Typologies of Image-Based 3D Vision
- Visual Odometry
- Visual SLAM
- Structure from Motion (SfM)
Structure from Motion vs Dense Matching
SfM
- Sparse point cloud
- SIFT
- No constraints that can be used
- Epipolar geometry unknown
- Goal: estimate camera poses
Dense Matching
- Identify many more corresponding points
- If you have 2 images that overlap, you want the disparity for each pixel (Pixel Wise disparity estimation)
- From the pixel-wise disparity, we get the depth map.
- Parallax = Disparity
- Epipolar geometry is known
- Goal: estimate the shape of object surfaces in detail
You first need to do SfM and then Dense Matching.
Difficulties in finding corresponding points:
- Images have different perspectives ⇒ The wider the baseline, the harder it gets.
- Repetitive patterns (brick wall) — how do you find the correspondent?

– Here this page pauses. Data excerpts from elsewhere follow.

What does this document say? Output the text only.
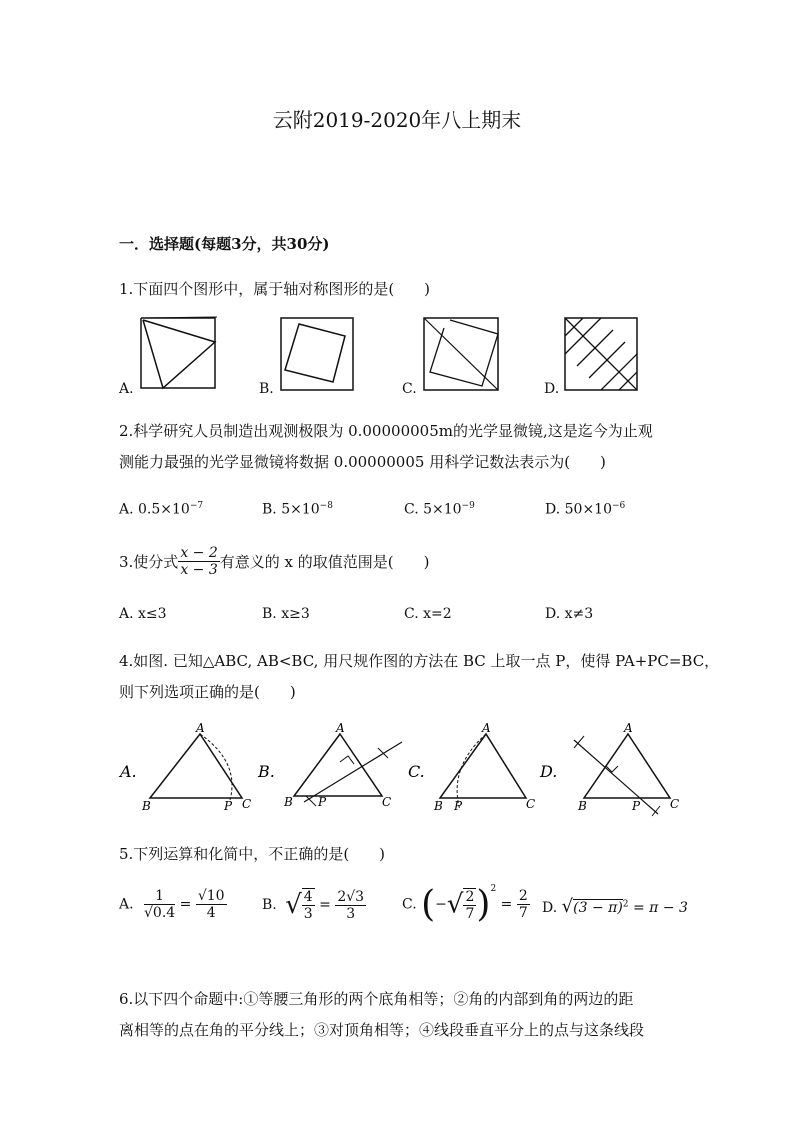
云附2019-2020年八上期末
一．选择题(每题3分，共30分)
1.下面四个图形中，属于轴对称图形的是(　　)
A.	B.	C.	D.
2.科学研究人员制造出观测极限为 0.00000005m的光学显微镜,这是迄今为止观
测能力最强的光学显微镜将数据 0.00000005 用科学记数法表示为(　　)
A. $0.5\times 10^{-7}$	B. $5\times 10^{-8}$	C. $5\times 10^{-9}$	D. $50\times 10^{-6}$
3.使分式 $\frac{x - 2}{x - 3}$ 有意义的 x 的取值范围是(　　)
A. x≤3	B. x≥3	C. x=2	D. x≠3
4.如图. 已知△ABC, AB<BC, 用尺规作图的方法在 BC 上取一点 P，使得 PA+PC=BC，
则下列选项正确的是(　　)
A.
A
B	C
P
B.
A
B	C
P
C.
A
B	C
P
D.
A
B	C
P
5.下列运算和化简中，不正确的是(　　)
A. $\frac{1}{√0.4} = \frac{√10}{4}$	B. √ $\frac{4}{3} = \frac{2√3}{3}$	C. (−√ $\frac{2}{7} )^2 = \frac{2}{7} D$. $√(3 - \pi)^2 = \pi - 3$
6.以下四个命题中:①等腰三角形的两个底角相等；②角的内部到角的两边的距
离相等的点在角的平分线上；③对顶角相等；④线段垂直平分上的点与这条线段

- Surfaces without texture
- Visibility (rain, fog, smoke)
Setups
One Camera - Forward Looking:
- Poor intersection of rays, hence
- Poor positioning in direction of the corridor
- No depth estimation for the end of the corridor
- The motion of the camera is in the same direction as the depth perception, so the baseline which is perpendicular to the depth direction is missing.
- Nice solution: Panoramic Camera
Two Cameras:
- Reasonable measurements in nearby part of corridor
- Poor accuracy at end of corridor because of bad depth-to-base ratio. Recall
Three Cameras:
- I would be able to get 3 pairs (3 different baselines)
- I can project the points from the first two images into the third image.
- Adds a lot of robustness — makes the data way more reliable.
- Repetitive patterns
- Random dot patterns
Camera + IMU:
- VIO / VISLAM
- You can rely on the IMU sometimes (for a short period)
- Sensor alignment
LiDAR:
- Have to understand which parts of the scene are stable (fixed) and which are in motion
- For 3D pose estimation, point clouds need to contain three surfaces with independent normal vectors
- Otherwise we risk sliding: Because the data hasn’t changed, the software “slides” along that axis, unable to tell if the robot moved 10 centimeters or 10 meters.
LiDAR + IMU:
- IMU: how much you’ve moved in the past seconds
- Can be used to eliminate mistakes
- Add stability. IMU observations can prevent sliding
Camera + LiDAR:
- They have complementary properties:
-
- Camera has poor depth perception with a small baseline
- LiDAR has high ranging accuracy
- Camera depends on surface texture
- LiDAR doesn’t require surface texture
- Camera has high spatial resolution
- LiDAR has large point spacing on distant surfaces
- Camera has little scene structure needed
- LiDAR depends on scene structure!
- Camera has poor depth perception with a small baseline
- Don’t forget about sensor alignment
- Rotation between axes should be calibrated
- Offset between sensor origins should be calibrated
- Strong stiff connection between lidar and camera body
Camera + LiDAR + IMU:
- Further improvement of accuracy and robustness
- Sensor Alignment again!
- They are highly complementary. Whenever possible, combine them!